Iniciaciones

 








El monótono sonido del diapasón en las madrugadas en una habitación vacía

el sonido machacón de la aguja 

del tocadiscos sobre un disco acabado

pero que no teníamos ganas de cambiar de cara

tumbados en el sofá, 

a punto de desnudarnos, con torpeza, con impaciencia, con la urgencia de la juventud.

¡Inocente adolescencia!

Todos los libros de filosofía y otros autores de culto que empezamos, que jamás terminamos,

pero los comentábamos con los amigos en los bares, pero, en realidad, solo teníamos prisa por los besos, estábamos nerviosos por rozarnos, arañarnos, acariciarnos, por descubrir el paraíso de nuestros cuerpos desnudos.

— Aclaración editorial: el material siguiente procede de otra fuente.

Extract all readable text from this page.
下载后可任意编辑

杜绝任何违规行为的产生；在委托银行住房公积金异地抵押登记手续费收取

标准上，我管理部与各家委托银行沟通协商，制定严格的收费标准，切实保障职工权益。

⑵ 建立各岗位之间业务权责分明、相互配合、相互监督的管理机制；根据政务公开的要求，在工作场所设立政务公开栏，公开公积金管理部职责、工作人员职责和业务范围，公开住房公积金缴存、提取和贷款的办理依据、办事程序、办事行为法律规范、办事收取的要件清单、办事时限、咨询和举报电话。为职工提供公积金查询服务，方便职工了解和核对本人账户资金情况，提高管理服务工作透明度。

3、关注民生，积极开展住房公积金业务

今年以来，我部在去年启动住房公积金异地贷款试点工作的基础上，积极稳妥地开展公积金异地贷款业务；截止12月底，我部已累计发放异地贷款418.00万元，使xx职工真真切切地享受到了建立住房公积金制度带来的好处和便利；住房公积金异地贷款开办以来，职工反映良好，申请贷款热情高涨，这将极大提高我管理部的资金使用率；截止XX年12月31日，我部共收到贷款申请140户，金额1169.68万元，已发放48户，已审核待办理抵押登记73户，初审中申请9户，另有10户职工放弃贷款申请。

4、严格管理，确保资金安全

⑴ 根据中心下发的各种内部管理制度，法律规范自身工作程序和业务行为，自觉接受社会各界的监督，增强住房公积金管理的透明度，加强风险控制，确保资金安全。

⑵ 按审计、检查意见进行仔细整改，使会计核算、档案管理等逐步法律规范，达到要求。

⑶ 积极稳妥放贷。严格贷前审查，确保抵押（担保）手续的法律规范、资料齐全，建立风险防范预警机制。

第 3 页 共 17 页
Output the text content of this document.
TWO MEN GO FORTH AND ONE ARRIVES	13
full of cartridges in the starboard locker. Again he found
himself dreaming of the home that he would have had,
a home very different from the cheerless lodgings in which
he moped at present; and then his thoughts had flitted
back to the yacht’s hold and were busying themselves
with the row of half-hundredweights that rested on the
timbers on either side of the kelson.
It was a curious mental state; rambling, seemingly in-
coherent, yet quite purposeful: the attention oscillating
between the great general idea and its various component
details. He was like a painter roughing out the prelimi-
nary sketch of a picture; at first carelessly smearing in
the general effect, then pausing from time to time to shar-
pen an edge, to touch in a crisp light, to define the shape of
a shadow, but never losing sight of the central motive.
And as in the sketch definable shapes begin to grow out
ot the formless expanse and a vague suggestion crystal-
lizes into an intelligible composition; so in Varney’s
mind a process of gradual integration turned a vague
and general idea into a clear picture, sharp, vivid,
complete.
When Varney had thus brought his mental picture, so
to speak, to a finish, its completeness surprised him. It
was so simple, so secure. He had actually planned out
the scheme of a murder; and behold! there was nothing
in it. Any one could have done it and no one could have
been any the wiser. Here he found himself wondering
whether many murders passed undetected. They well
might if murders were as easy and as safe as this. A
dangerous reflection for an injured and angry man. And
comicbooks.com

Siempre dejábamos los restos de cena en los platos, para salir a toda prisa, por no perdernos ni un segundo de todo lo que nos podía ofrecer la ciudad, excitación, curiosidad apremiante por tirarnos de cabeza, sin red a las aguas agitadas de la impredecible vida,

urgencia por dejar de ser adolescentes, y entrar en el mundo de los adultos. 

Precipitarse a las noches, 

a unas noches que descubrimos que no eran tan mágicas, 

a unas noches que nos engañaban

pero no nos importaba ya que queríamos hacer de nuestra vida nuestra universidad de aprendizaje, asumir nuestros errores, y poder decir algún día, que finalmente aprobamos, 

para sentirnos de una vez por todas en paz con nosotros mismos, por encontrar nuestro sitio en el mundo.